Australian director Justin Kurzel insists his upcoming film, The True History of the Kelly Gang , will make “Baz Luhrmann’s Australia look like Mary Poppins. ” Talking over the phone from Down Under, he says, “ Kelly Gang is a brutal look at Australia’s past. I didn’t say the Mary Poppins line to be disrespectful towards Baz. But Ned Kelly’s story happens 40 to 50 years before Baz’s story. It is about the early, colonial days when Australia was still a penal colony. It was a tough world.”
With a reputation for strong visual storytelling (drawing from his background as a theatrical designer), Kurzel had debuted in 2011 with the disturbing Snowtown — for which he won the Australian Academy of Cinema and Television Arts (AACTA) award for best direction. His most recent project was last year’s Assassin’s Creed. Elaborating on his new period film, he says, “I have been attached to it for the last four years. It is based on a book by an Australian writer called Peter Carey who won the Booker Prize for it. It is a true, unfettered, uncensored history of Ned Kelly, probably Australia’s most brutal bushranger. The book is about his history, what he did and how the country views him now. He is a very important part of our history. Set in colonial days, in the 1800s, I would describe it as a gothic western.”
Fair is foul
Kurzel is not new to adaptations, of course. While Assassin’s Creed took off from the video game, in 2015 he had worked on an adaptation of William Shakespeare’s Macbeth . Starring Michael Fassbender and Marion Cotillard, he admits that it was “the idea of Michael playing Macbeth” that got him excited. “I was also intrigued by the adaptation of the play, where Macbeth and Lady Macbeth have lost a child,” he shares, explaining that while in the play losing a child is alluded to, he put that up front in the film to give the audience some context. “The grief, him coming back from the war, soldiers suffering from post-traumatic stress... I thought that was an interesting beginning point. I wasn’t interested in ambition coming out of greed as much as I was interested in ambition coming out of loss.
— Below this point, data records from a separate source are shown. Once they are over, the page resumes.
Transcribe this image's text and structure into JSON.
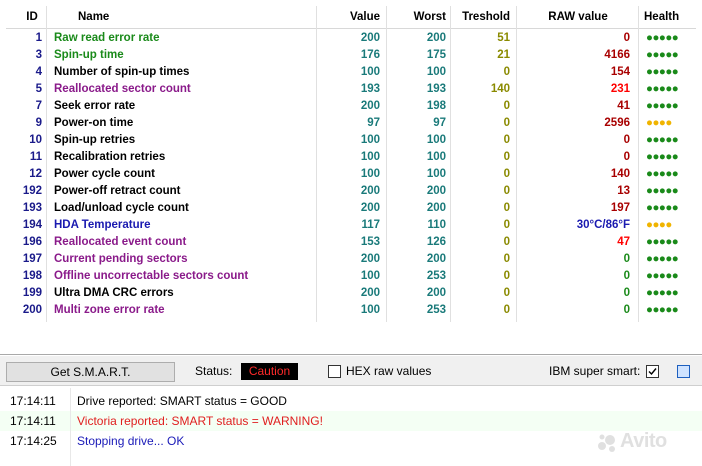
{
  "table": {
    "headers": {
      "id": "ID",
      "name": "Name",
      "value": "Value",
      "worst": "Worst",
      "threshold": "Treshold",
      "raw": "RAW value",
      "health": "Health"
    },
    "rows": [
      {
        "id": "1",
        "name": "Raw read error rate",
        "value": "200",
        "worst": "200",
        "threshold": "51",
        "raw": "0",
        "health": "●●●●●",
        "name_color": "#1a8a1a",
        "thr_color": "#8a8a00",
        "raw_color": "#a80000",
        "health_color": "#1a8a1a"
      },
      {
        "id": "3",
        "name": "Spin-up time",
        "value": "176",
        "worst": "175",
        "threshold": "21",
        "raw": "4166",
        "health": "●●●●●",
        "name_color": "#1a8a1a",
        "thr_color": "#8a8a00",
        "raw_color": "#a80000",
        "health_color": "#1a8a1a"
      },
      {
        "id": "4",
        "name": "Number of spin-up times",
        "value": "100",
        "worst": "100",
        "threshold": "0",
        "raw": "154",
        "health": "●●●●●",
        "name_color": "#000000",
        "thr_color": "#8a8a00",
        "raw_color": "#a80000",
        "health_color": "#1a8a1a"
      },
      {
        "id": "5",
        "name": "Reallocated sector count",
        "value": "193",
        "worst": "193",
        "threshold": "140",
        "raw": "231",
        "health": "●●●●●",
        "name_color": "#8a1a8a",
        "thr_color": "#8a8a00",
        "raw_color": "#ff0000",
        "health_color": "#1a8a1a"
      },
      {
        "id": "7",
        "name": "Seek error rate",
        "value": "200",
        "worst": "198",
        "threshold": "0",
        "raw": "41",
        "health": "●●●●●",
        "name_color": "#000000",
        "thr_color": "#8a8a00",
        "raw_color": "#a80000",
        "health_color": "#1a8a1a"
      },
      {
        "id": "9",
        "name": "Power-on time",
        "value": "97",
        "worst": "97",
        "threshold": "0",
        "raw": "2596",
        "health": "●●●●",
        "name_color": "#000000",
        "thr_color": "#8a8a00",
        "raw_color": "#a80000",
        "health_color": "#f0b400"
      },
      {
        "id": "10",
        "name": "Spin-up retries",
        "value": "100",
        "worst": "100",
        "threshold": "0",
        "raw": "0",
        "health": "●●●●●",
        "name_color": "#000000",
        "thr_color": "#8a8a00",
        "raw_color": "#a80000",
        "health_color": "#1a8a1a"
      },
      {
        "id": "11",
        "name": "Recalibration retries",
        "value": "100",
        "worst": "100",
        "threshold": "0",
        "raw": "0",
        "health": "●●●●●",
        "name_color": "#000000",
        "thr_color": "#8a8a00",
        "raw_color": "#a80000",
        "health_color": "#1a8a1a"
      },
      {
        "id": "12",
        "name": "Power cycle count",
        "value": "100",
        "worst": "100",
        "threshold": "0",
        "raw": "140",
        "health": "●●●●●",
        "name_color": "#000000",
        "thr_color": "#8a8a00",
        "raw_color": "#a80000",
        "health_color": "#1a8a1a"
      },
      {
        "id": "192",
        "name": "Power-off retract count",
        "value": "200",
        "worst": "200",
        "threshold": "0",
        "raw": "13",
        "health": "●●●●●",
        "name_color": "#000000",
        "thr_color": "#8a8a00",
        "raw_color": "#a80000",
        "health_color": "#1a8a1a"
      },
      {
        "id": "193",
        "name": "Load/unload cycle count",
        "value": "200",
        "worst": "200",
        "threshold": "0",
        "raw": "197",
        "health": "●●●●●",
        "name_color": "#000000",
        "thr_color": "#8a8a00",
        "raw_color": "#a80000",
        "health_color": "#1a8a1a"
      },
      {
        "id": "194",
        "name": "HDA Temperature",
        "value": "117",
        "worst": "110",
        "threshold": "0",
        "raw": "30°C/86°F",
        "health": "●●●●",
        "name_color": "#1a1ab0",
        "thr_color": "#8a8a00",
        "raw_color": "#1a1ab0",
        "health_color": "#f0b400"
      },
      {
        "id": "196",
        "name": "Reallocated event count",
        "value": "153",
        "worst": "126",
        "threshold": "0",
        "raw": "47",
        "health": "●●●●●",
        "name_color": "#8a1a8a",
        "thr_color": "#8a8a00",
        "raw_color": "#ff0000",
        "health_color": "#1a8a1a"
      },
      {
        "id": "197",
        "name": "Current pending sectors",
        "value": "200",
        "worst": "200",
        "threshold": "0",
        "raw": "0",
        "health": "●●●●●",
        "name_color": "#8a1a8a",
        "thr_color": "#8a8a00",
        "raw_color": "#1a8a1a",
        "health_color": "#1a8a1a"
      },
      {
        "id": "198",
        "name": "Offline uncorrectable sectors count",
        "value": "100",
        "worst": "253",
        "threshold": "0",
        "raw": "0",
        "health": "●●●●●",
        "name_color": "#8a1a8a",
        "thr_color": "#8a8a00",
        "raw_color": "#1a8a1a",
        "health_color": "#1a8a1a"
      },
      {
        "id": "199",
        "name": "Ultra DMA CRC errors",
        "value": "200",
        "worst": "200",
        "threshold": "0",
        "raw": "0",
        "health": "●●●●●",
        "name_color": "#000000",
        "thr_color": "#8a8a00",
        "raw_color": "#1a8a1a",
        "health_color": "#1a8a1a"
      },
      {
        "id": "200",
        "name": "Multi zone error rate",
        "value": "100",
        "worst": "253",
        "threshold": "0",
        "raw": "0",
        "health": "●●●●●",
        "name_color": "#8a1a8a",
        "thr_color": "#8a8a00",
        "raw_color": "#1a8a1a",
        "health_color": "#1a8a1a"
      }
    ],
    "id_color": "#1a1a8a",
    "value_color": "#1a7a7a"
  },
  "toolbar": {
    "get_smart_label": "Get S.M.A.R.T.",
    "status_label": "Status:",
    "status_value": "Caution",
    "hex_label": "HEX raw values",
    "hex_checked": false,
    "ibm_label": "IBM super smart:",
    "ibm_checked": true
  },
  "log": [
    {
      "time": "17:14:11",
      "message": "Drive reported: SMART status = GOOD",
      "color": "#000000",
      "bg": "#ffffff"
    },
    {
      "time": "17:14:11",
      "message": "Victoria reported: SMART status = WARNING!",
      "color": "#e02020",
      "bg": "#f4fff4"
    },
    {
      "time": "17:14:25",
      "message": "Stopping drive... OK",
      "color": "#1a1ab8",
      "bg": "#ffffff"
    }
  ],
  "watermark": {
    "text": "Avito",
    "icon": "avito-logo-icon"
  }
}
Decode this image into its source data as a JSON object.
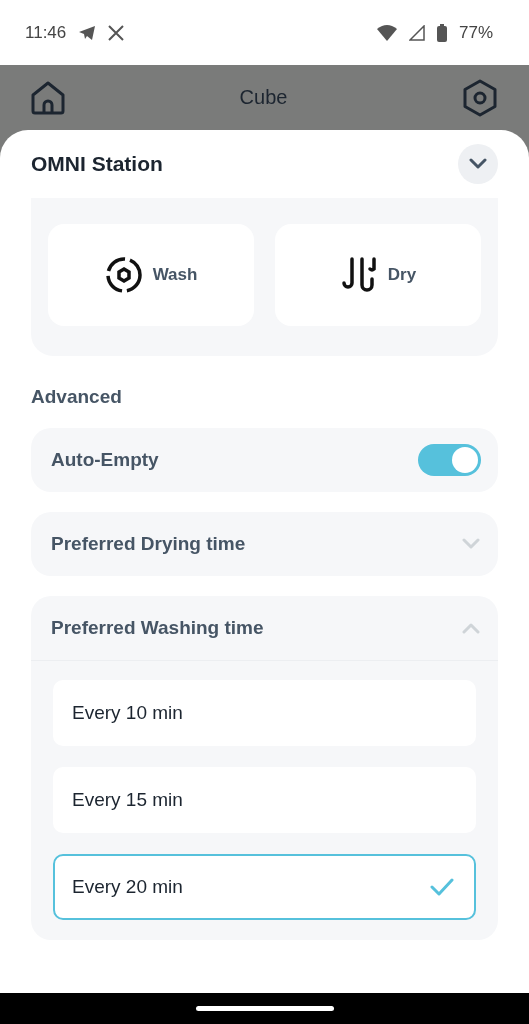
{
  "status_bar": {
    "time": "11:46",
    "battery": "77%"
  },
  "header": {
    "title": "Cube"
  },
  "sheet": {
    "title": "OMNI Station",
    "expanded": true,
    "actions": [
      {
        "kind": "wash",
        "label": "Wash"
      },
      {
        "kind": "dry",
        "label": "Dry"
      }
    ],
    "section_title": "Advanced",
    "settings": [
      {
        "kind": "toggle",
        "label": "Auto-Empty",
        "on": true
      },
      {
        "kind": "select",
        "label": "Preferred Drying time",
        "expanded": false
      },
      {
        "kind": "select",
        "label": "Preferred Washing time",
        "expanded": true,
        "options": [
          {
            "label": "Every 10 min",
            "selected": false
          },
          {
            "label": "Every 15 min",
            "selected": false
          },
          {
            "label": "Every 20 min",
            "selected": true
          }
        ]
      }
    ]
  }
}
That became the cornerstone of our adaptation,” he adds.
While Kurzel hasn’t watched the adaptation of Macbeth set in a Michelin star restaurant — where James McAvoy plays head chef, Joe Macbeth — or Vishal Bharadwaj’s Maqbool , he has watched “Polanski’s famous production from the 70s. I watched a lot of theatre productions of it; probably more theatre than film. Also Orson Welles did an adaptation that I saw.”
The 42-year-old director says freshness is one of the reasons he picks a project. “I had never done a video game before and the concept of Assassin’s Creed felt fresh to me. The story of Snowtown scared me. The True History of the Kelly Gang is the story of how Australia was formed. It is not about genre, it is not being an auteur, it is about whatever genre, character or style that I become engaged with,” he states.
Though all his three adaptations are different, he feels there is also a similarity. “While adapting, you try and find the story. You work out what the point of view of the main character is going to be,” he says. So what was the easiest to do, the book, play or game? “I can tell you the toughest — the video game. It was a complete reinvention of character. You were trying to take sophisticated concepts that you couldn’t even format in a cinematic story,” he says.
Passionate about Australian cinema, Kurzel believes that the critical and commercial success of George Miller’s Mad Max reboot, Fury Road , signals a renaissance. “I think it is fantastic that George is continuing the trilogy of Mad Max , an inherently Australian story. However, a renaissance to me would be new voices from Australia that you haven’t heard before. There are a lot of very fresh and new directors that are just sort of popping up and making an impact internationally,” he concludes.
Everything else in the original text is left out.